酔いと慰めに包まれて

・作

夫に不倫されて地元に戻ってきた今井美緒は、ある日パート先の飲み会に誘われた。そこで一緒に働いている竹下大貴も彼女に浮気をされたという話を聞き、浮気/不倫をサレた側のつらさを分かち合う。すると酔った勢いもあってか、大貴は「慰め合いませんか」と提案をしてきて…。

5年目になる結婚生活が夫の不倫によって幕を下ろし、私は地元へと戻ってきた。
結婚と同時に授かった5歳になる息子は、私一人の収入ではとても育てられない。

父も母も戻ってこいと言ってくれたので、その優しさに甘えることにしたのだ。
とはいえど、甘えてばかりもいられない。

パートではあるが私も働きに出て、貯蓄を増やさないと今後のことが…。

「今井さん!」

強めに名前を呼ばれ、ようやく私は職場の休憩室にいることを思いだした。
ふと顔を上げると、私の名前を呼んでいたであろう新卒の男の子、竹川大貴くんがいた。

「大丈夫ですか…? ずいぶんぼーっとしていたみたいですけど、どこか具合が悪いとか…?」

黒縁眼鏡の奥から、優しそうな瞳がこちらを心配そうに見つめている。
こちらに気を遣わせるのが申し訳なくて、握っていた缶コーヒーの中身を一気に飲み干し、無理やり笑顔を作ってみせた。

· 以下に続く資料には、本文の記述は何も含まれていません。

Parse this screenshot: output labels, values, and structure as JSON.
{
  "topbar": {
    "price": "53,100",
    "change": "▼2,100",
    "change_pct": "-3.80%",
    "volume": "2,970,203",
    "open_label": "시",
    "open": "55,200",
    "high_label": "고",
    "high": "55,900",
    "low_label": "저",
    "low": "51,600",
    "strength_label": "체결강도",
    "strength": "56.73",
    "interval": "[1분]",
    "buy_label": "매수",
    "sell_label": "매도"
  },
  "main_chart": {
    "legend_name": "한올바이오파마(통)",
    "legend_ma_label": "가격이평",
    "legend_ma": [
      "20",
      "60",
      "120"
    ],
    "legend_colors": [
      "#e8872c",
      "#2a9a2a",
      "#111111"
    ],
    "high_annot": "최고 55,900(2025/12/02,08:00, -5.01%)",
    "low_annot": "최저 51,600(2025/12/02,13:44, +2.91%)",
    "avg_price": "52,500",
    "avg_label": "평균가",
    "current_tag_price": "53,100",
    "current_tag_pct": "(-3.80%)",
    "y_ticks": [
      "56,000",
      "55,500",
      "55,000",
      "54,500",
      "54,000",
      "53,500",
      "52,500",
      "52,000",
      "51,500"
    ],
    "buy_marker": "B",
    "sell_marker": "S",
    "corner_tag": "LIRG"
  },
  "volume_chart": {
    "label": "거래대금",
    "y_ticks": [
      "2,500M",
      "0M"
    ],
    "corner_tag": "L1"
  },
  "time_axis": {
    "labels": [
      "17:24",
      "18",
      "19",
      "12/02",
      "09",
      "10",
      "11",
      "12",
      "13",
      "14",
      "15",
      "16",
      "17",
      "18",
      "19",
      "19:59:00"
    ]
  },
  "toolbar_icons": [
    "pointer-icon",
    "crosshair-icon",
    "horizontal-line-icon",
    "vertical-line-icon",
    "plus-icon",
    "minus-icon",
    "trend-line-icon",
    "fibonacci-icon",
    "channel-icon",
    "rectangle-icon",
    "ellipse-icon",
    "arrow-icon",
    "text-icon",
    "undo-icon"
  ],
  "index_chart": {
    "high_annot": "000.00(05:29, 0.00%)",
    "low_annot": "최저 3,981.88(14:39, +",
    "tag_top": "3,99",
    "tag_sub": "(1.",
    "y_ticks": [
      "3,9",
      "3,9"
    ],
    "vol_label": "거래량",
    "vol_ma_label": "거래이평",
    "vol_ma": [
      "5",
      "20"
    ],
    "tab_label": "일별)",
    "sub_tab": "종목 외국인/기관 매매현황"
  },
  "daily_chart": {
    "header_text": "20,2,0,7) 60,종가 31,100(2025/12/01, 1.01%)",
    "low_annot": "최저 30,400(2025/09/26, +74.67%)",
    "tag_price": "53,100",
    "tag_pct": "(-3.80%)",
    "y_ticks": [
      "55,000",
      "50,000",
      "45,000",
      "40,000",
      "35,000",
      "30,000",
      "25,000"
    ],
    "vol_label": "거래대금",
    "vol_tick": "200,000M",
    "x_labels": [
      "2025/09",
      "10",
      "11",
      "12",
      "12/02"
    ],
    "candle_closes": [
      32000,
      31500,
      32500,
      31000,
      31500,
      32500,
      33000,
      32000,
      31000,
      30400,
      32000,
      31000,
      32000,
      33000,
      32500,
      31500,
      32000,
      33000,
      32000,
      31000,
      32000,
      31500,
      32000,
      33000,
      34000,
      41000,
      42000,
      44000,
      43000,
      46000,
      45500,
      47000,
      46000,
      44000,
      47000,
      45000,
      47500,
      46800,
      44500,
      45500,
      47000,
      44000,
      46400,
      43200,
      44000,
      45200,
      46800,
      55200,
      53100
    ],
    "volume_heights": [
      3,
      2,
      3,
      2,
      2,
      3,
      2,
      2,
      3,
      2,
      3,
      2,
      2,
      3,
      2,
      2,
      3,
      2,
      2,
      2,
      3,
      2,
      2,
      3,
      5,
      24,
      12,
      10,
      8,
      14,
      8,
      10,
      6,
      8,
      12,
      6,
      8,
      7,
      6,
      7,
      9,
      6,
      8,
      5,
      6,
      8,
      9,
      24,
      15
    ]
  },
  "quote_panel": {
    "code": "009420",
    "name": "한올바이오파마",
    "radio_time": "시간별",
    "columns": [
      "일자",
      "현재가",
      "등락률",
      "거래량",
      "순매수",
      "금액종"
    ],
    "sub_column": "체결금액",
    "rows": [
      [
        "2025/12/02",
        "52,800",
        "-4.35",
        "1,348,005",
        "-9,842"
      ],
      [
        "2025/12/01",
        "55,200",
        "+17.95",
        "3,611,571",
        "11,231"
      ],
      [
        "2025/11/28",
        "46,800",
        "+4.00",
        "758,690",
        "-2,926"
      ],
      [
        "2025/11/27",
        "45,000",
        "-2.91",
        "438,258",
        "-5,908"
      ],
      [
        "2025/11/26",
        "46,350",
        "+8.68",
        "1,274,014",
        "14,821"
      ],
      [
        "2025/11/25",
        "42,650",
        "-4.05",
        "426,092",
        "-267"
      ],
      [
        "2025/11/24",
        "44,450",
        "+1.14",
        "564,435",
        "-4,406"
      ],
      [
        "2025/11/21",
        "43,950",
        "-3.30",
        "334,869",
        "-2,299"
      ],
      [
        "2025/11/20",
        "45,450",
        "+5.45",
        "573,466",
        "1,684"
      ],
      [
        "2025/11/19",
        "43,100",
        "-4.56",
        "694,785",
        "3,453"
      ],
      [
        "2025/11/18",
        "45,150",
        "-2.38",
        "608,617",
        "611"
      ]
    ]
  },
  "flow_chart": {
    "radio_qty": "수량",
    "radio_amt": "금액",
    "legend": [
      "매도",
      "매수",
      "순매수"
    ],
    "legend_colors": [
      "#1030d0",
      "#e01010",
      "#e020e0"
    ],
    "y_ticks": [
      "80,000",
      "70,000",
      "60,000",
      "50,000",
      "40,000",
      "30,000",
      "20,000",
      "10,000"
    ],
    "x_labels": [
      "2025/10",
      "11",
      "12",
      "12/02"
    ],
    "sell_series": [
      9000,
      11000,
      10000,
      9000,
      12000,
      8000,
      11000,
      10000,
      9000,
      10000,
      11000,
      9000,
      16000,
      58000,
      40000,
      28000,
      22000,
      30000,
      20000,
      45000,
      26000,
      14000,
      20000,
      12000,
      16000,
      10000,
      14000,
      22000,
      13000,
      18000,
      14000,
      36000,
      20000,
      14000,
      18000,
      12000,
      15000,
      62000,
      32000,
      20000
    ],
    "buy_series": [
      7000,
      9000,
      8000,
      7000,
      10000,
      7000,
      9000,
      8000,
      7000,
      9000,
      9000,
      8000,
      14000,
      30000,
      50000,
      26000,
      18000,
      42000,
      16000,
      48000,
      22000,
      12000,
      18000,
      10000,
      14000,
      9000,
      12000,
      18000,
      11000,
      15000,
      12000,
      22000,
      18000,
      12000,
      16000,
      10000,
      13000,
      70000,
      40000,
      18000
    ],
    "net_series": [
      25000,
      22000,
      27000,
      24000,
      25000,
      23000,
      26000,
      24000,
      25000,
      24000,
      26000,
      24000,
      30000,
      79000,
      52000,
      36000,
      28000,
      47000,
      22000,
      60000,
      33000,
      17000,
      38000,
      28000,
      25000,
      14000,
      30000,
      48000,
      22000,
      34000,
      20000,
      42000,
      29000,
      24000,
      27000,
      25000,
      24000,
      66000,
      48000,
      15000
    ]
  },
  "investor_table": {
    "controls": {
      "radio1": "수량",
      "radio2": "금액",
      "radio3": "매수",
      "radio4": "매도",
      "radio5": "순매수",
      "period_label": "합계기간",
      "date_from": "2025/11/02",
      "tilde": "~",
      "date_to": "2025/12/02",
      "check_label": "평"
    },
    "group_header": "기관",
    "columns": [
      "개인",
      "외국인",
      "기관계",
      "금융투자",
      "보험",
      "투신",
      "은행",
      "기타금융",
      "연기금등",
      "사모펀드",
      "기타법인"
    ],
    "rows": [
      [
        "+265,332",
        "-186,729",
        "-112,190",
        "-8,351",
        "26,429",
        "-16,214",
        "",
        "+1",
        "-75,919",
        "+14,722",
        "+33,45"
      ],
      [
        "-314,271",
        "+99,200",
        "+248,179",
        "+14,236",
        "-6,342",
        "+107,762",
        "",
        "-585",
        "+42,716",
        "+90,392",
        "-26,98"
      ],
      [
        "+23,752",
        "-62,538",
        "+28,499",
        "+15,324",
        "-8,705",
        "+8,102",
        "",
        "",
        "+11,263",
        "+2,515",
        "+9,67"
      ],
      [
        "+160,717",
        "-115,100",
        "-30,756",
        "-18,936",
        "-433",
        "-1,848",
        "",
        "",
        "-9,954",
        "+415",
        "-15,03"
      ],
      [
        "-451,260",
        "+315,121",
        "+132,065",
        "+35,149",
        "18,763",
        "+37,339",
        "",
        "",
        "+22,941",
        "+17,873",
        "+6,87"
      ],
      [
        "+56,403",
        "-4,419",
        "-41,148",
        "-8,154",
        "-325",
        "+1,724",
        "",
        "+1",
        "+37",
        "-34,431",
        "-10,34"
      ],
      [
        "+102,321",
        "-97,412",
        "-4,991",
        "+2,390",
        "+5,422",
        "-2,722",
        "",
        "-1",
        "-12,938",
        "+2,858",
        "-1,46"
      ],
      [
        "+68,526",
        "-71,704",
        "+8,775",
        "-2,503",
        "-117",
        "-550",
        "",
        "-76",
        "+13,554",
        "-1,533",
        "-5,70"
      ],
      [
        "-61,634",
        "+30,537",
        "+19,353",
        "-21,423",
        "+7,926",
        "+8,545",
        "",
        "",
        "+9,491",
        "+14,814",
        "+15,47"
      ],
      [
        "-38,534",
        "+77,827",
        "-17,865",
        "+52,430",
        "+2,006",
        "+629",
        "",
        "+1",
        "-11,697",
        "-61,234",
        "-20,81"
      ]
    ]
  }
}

「大丈夫です! ちょっと眠たくなっちゃっただけですよ!」
「そうですか? それならいいんですけど…無理はしないでくださいね」
「ありがとうございます。それで、何か用事でもありました?」
「そうそう、それなんですが…今日、総菜部門のみんなで飲みにいかないかって話が出てまして」

私がパートに来ているここのスーパーは、従業員の距離が近くてみんな仲が良い。
あまり長くはいられなかったけど、私の歓迎会も開いてもらったほどだった。

「飲み会かあ…ちょっと待ってくださいね、一時間だけでもいいか家族に聞いてみます」

母にメッセージを送ると、すぐに返事が来た。
息子のことは見ておくから、たまにはゆっくり飲んで人とおしゃべりしておいで、と。

「大丈夫です、行けますよ」
「ああ、本当ですか! よかったです、じゃあ時間は…」

ちょうど時間と場所を聞いてから、休憩時間が終わりを迎える。

「それじゃあ、また夜に」
「はい! よろしくお願いします!」

これから休憩に入る竹川君へ軽く手を振り、私は職場へと戻っていく。
飲み会と言っても、あまり気持ちの上がるものではなかった。
それでも何かしらの予定があるということが、私の心を少しだけ潤してくれたのだった。